If you're a shareholder of Telstra Group Ltd (ASX: TLS), you may have noticed a lack of substantial share price gains in recent months. Despite an impressive 60% surge between October 2020 and May 2022, reaching a 52-week high of $4.46, Telstra shares have stagnated since then. Currently trading at $3.98, a 10.8% dip from the peak.
Despite this plateau, Telstra's renowned dividends, currently offering a fully-franked yield of 4.25%, have provided solace to investors. However, ASX broker Goldman Sachs sees potential for Telstra to break out of its recent pattern. Amidst discussions about Telstra's performance, investors are also keeping an eye on the broader landscape of ASX communication stocks for potential shifts and opportunities.
Goldman Sachs recently reiterated its bullish stance on the ASX 200 telco, assigning Telstra shares a buy rating with a 12-month price target of $4.70. This target implies an 18.1% increase from the current share price of $3.98.

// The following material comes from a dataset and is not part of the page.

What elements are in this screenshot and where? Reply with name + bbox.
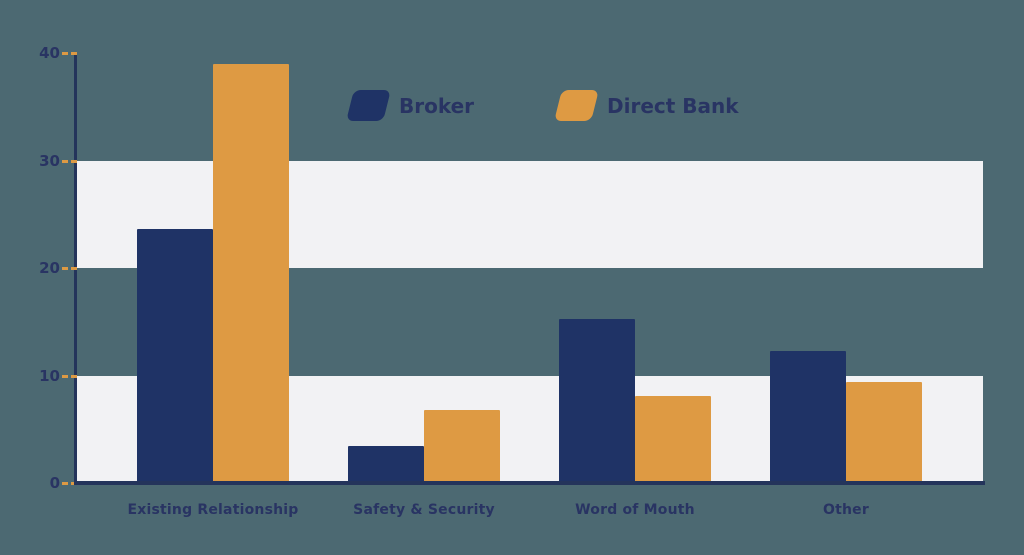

Goldman attributes its optimistic outlook to Telstra's "low-risk earnings (and dividend) growth" anticipated from FY22 to FY25. The broker envisions an 18 cents per share fully franked dividend for the 2024 financial year, rising to 19 cents per share in FY2025.

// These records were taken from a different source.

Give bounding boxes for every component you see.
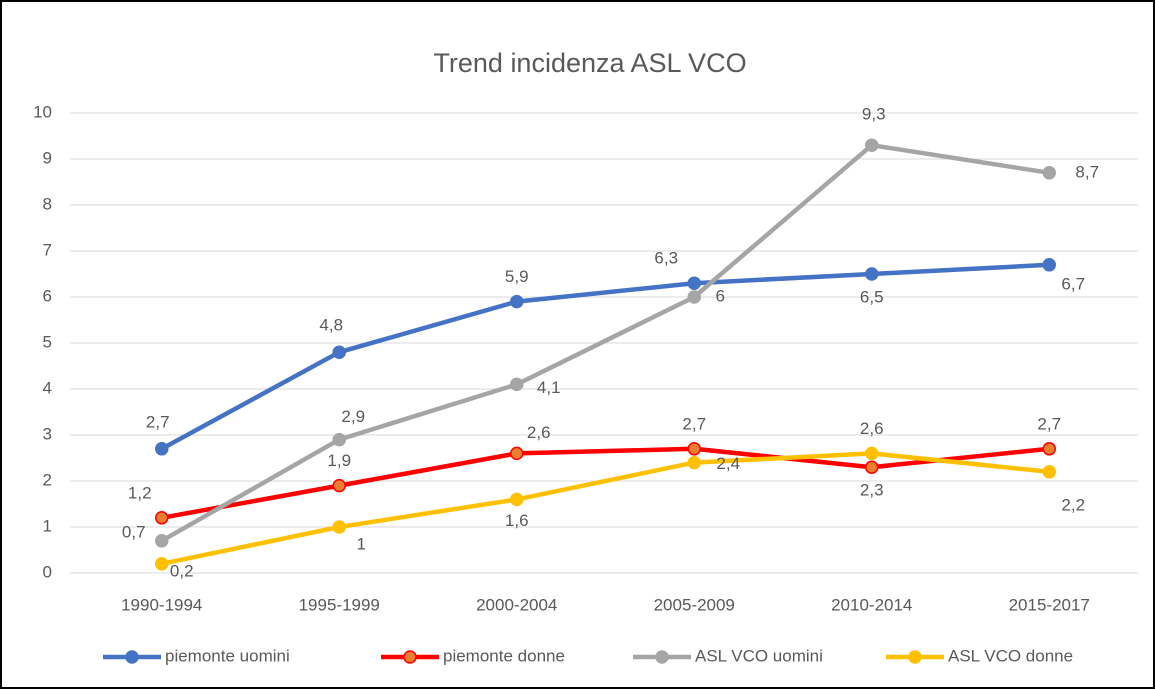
data-label: 8,7 [1075,162,1099,181]
marker [510,492,524,507]
data-label: 6 [716,286,725,305]
legend-label: ASL VCO uomini [695,646,823,665]
y-tick-label: 5 [43,332,52,351]
series-line [161,446,1050,521]
data-label: 2,3 [860,481,884,500]
data-label: 2,7 [682,414,706,433]
data-label: 2,7 [1037,414,1061,433]
data-label: 9,3 [862,105,886,124]
y-tick-label: 10 [33,102,52,121]
marker [687,276,701,290]
legend-label: piemonte uomini [165,646,290,665]
data-label: 6,5 [860,287,884,306]
data-label: 1,6 [505,511,529,530]
data-label: 6,3 [654,249,678,268]
y-tick-label: 0 [43,562,52,581]
legend-marker [125,650,139,664]
data-label: 2,7 [146,412,170,431]
data-label: 5,9 [505,267,529,286]
data-label: 2,4 [716,454,740,473]
y-tick-label: 8 [43,194,52,213]
y-tick-label: 1 [43,516,52,535]
legend-label: piemonte donne [443,646,565,665]
y-tick-label: 4 [43,378,52,397]
x-tick-label: 2010-2014 [831,595,912,614]
marker [1042,166,1056,180]
series-line [160,142,1050,543]
marker [865,460,879,474]
data-label: 1 [357,534,366,553]
marker [332,432,346,447]
marker [332,478,346,493]
y-tick-label: 6 [43,286,52,305]
legend-label: ASL VCO donne [948,646,1073,665]
data-label: 0,2 [170,561,194,580]
marker [1042,465,1056,479]
marker [687,442,701,456]
marker [155,557,169,571]
marker [155,442,169,456]
data-label: 1,9 [327,451,351,470]
data-label: 2,6 [860,419,884,438]
y-tick-label: 2 [43,470,52,489]
x-tick-label: 2015-2017 [1009,595,1090,614]
data-label: 2,9 [341,407,365,426]
series-line [161,451,1050,567]
marker [155,534,169,548]
y-tick-label: 3 [43,424,52,443]
marker [1042,442,1056,456]
marker [510,294,524,309]
marker [332,345,346,359]
chart-title: Trend incidenza ASL VCO [433,48,746,78]
marker [155,511,169,525]
legend-marker [403,650,417,664]
data-label: 2,2 [1061,495,1085,514]
legend-marker [908,650,922,664]
marker [332,520,346,534]
data-label: 6,7 [1061,274,1085,293]
marker [510,377,524,392]
x-tick-label: 1995-1999 [299,595,380,614]
series-line [160,262,1050,451]
x-tick-label: 2000-2004 [476,595,557,614]
marker [865,138,879,152]
marker [865,267,879,281]
data-label: 2,6 [527,423,551,442]
marker [865,446,879,461]
data-label: 4,1 [537,378,561,397]
marker [510,446,524,461]
y-tick-label: 7 [43,240,52,259]
y-tick-label: 9 [43,148,52,167]
marker [687,290,701,304]
data-label: 0,7 [122,522,146,541]
legend-marker [655,650,669,664]
x-tick-label: 2005-2009 [654,595,735,614]
data-label: 4,8 [319,316,343,335]
marker [687,455,701,470]
marker [1042,258,1056,272]
data-label: 1,2 [128,483,152,502]
x-tick-label: 1990-1994 [121,595,202,614]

Telstra investors are likely pleased with the prospect of a fully-franked 4.77% yield by FY2025, especially considering the telco's historical resilience in maintaining shareholder income, even during challenging periods like the pandemic. While the market will ultimately determine the accuracy of Goldman's projections, the broker's positive outlook reflects confidence in Telstra's ability to deliver consistent returns and dividends in the coming years.